Kanthapura

Kanthapura Themes

The Evils of Colonial Rule in India

In the novel, Rao explains vividly the evils of the Red Man’s administration in India. The exploitation of Indians by the colonialists led to the formation of Gandhi’s freedom movement. In Kanthapura, Moorthy, a strong supporter of Gandhi, moves home to the remote village to mobilize people against the evils of the colonialists in their country and forms a Congress. When villagers demonstrate against the oppression of their masters in the coffee plantations, the government sends its police officers to terrorize the protesters. Many people are killed and wounded, and Moorthy is arrested alongside other freedom fighters. Throughout the novel, the reader witnesses the hardships Indians had to go through before gaining their independence. There are tortures, killings, unlawful arrests, economic oppression, political oppression, unfair working conditions, high taxes, and more—all of which inspire Gandhi and his movement, and, in the novel, the villagers of Kanthapura.

Women's Roles

Women's roles in Kanthapura center on their significance in the nationalist struggle—they march, protest, passively resist, boycott, read newspapers, and more—and how that significance is undermined by the traditional domestic, inferior role they were supposed to occupy. While the widows attain a sense of power and meaning in the movement, their own issues are ignored and they are valued more if they play their gendered role. Ultimately, they adhere to traditional patriarchal gender norms even while they demonstrate their importance to the struggle.
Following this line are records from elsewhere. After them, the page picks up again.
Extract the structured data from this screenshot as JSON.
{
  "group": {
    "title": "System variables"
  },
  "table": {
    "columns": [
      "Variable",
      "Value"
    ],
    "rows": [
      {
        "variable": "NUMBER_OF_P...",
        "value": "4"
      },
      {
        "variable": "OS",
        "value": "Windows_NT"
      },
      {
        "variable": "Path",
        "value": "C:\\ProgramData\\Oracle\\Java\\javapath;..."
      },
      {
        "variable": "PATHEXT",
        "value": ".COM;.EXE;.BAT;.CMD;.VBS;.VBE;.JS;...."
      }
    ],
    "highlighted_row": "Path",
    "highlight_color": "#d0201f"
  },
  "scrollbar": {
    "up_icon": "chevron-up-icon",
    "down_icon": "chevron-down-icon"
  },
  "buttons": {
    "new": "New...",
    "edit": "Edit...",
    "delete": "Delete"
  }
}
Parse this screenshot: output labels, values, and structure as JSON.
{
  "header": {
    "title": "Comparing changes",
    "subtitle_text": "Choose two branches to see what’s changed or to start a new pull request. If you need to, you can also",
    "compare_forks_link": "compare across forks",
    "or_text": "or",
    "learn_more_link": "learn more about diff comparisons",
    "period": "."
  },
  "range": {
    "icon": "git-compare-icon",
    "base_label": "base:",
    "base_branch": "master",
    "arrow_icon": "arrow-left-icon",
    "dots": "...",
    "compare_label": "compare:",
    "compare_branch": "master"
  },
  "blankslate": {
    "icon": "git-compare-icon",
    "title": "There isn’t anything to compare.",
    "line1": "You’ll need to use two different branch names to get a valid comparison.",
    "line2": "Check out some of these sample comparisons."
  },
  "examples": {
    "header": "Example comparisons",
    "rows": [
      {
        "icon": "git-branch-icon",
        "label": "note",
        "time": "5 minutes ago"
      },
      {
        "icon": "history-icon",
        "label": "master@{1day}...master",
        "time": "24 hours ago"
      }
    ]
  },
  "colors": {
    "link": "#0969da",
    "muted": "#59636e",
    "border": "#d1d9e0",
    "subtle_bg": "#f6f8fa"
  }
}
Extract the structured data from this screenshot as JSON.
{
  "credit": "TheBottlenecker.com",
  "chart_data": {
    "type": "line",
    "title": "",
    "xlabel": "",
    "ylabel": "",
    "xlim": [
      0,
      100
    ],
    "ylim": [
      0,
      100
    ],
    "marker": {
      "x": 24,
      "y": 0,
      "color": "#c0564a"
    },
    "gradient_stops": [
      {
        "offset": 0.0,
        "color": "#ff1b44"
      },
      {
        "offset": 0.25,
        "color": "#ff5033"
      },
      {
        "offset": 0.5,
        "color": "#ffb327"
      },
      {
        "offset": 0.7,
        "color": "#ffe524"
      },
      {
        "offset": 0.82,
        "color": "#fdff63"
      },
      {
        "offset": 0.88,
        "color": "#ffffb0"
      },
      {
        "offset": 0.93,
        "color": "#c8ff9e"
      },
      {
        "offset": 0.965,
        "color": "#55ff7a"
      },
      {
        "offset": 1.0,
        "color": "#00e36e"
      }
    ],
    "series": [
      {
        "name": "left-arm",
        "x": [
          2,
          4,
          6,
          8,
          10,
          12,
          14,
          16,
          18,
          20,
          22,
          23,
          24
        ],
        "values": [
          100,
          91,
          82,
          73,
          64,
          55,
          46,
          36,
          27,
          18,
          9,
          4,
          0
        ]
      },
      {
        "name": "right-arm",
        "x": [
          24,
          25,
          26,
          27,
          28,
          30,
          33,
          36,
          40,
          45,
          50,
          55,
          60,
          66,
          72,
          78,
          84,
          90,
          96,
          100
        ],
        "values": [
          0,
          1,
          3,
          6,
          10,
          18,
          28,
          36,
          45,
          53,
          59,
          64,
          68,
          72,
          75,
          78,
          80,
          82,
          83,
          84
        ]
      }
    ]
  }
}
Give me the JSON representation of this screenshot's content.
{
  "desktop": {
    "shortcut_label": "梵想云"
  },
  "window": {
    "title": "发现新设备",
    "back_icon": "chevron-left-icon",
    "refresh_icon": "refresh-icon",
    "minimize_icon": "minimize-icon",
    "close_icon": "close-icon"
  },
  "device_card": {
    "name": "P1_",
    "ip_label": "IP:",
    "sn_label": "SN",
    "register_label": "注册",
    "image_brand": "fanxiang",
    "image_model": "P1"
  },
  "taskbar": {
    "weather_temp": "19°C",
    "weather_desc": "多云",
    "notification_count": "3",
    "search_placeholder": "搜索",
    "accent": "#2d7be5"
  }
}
Education as a Powerful Tool to Fight Colonialism

Colonialists often took advantage of the ignorance of Indians to rule them, and at the beginning of the novel the people of Kanthapura are portrayed as ignorant. However, when Moorthy moves back into the village, things take a drastic turn. Moorthy is an educated youth from the city who understands how the evils of the Red Man’s administration can be fought. He educates the villagers on the evils of the colonialists, encourages their economic self-sufficiency, and organizes a Congress in the village. He and his compatriots circulate free materials to further educate the people on the objectives of the freedom movement and the importance of self-rule. It is only through educating themselves that the villagers learn what is at stake and what to do about it.

Anti-Muslim Sentiment

This is a more subtle theme (and one that isn't praiseworthy), but Rao emphasizes Hindus' belief of the inferiority of Muslims multiple times in the text. There is a conflict between Subba Chetty, the shopkeeper, and a Muslim character named Rahman Khan, the latter of whom is innocent of a perceived crime but whose symbolic incarceration, Anshuman Mondal notes, serves to "underline the anxiety in the novel in regard to Muslims." The abstemious and Gandhi-man Advocate Sankar's nearly rabid insistence on Hindu adds to this, as does the "most graphic and horrifying act of violence" in the text being that of "the rape of a Brahmin woman by a Muslim policeman."

Caste

Caste was (and still is, to an extent) a nearly immutable part of Indian society, but its rigidity and legitimacy begin to crack and falter under the teachings of Gandhi and, by extension, those of Moorthy in the novel. Though there are questions over just how far Gandhi believed the dissolution of the hard boundaries of caste should go, it is at least clear that a relaxing of the boundaries—a treating of Pariahs as actual people—was imperative to sloughing off colonial rule. There had to be unity or else the larger nationalist struggle would not succeed, and that is something Moorthy advocates to his skeptical fellow villagers.

Economic Exploitation

The story of the coolies at the Skeffington Coffee Estate is a perfect microcosm of the story of India itself under colonialism. The coolies are exploited in numerous ways: they are lied to, denied fair wages, beaten, forced to work long hours, forced to spend their money on the master's toddy, forbidden from political activism, and more. Their labor is what brings the Estate profit, but they are treated like they are nothing. Through Moorthy's teachings, the Brahmins realize that though their lives are obviously much better than those of the coolies, they still suffer under the colonial economy.

The Collective Experience

Achakka's narration is the first clue that this novel isn't going to be about just one individual and her experience with Ghandism; rather, it seeks to explore multiple voices, multiple experiences. It wants to look at a whole village's grappling with the changes sweeping the nation, because the villages are the soul of the nation, a microcosm of the nation. The only way change will happen is if people band together and see themselves collectively; one person cannot change much, but dozens, thousands, millions can.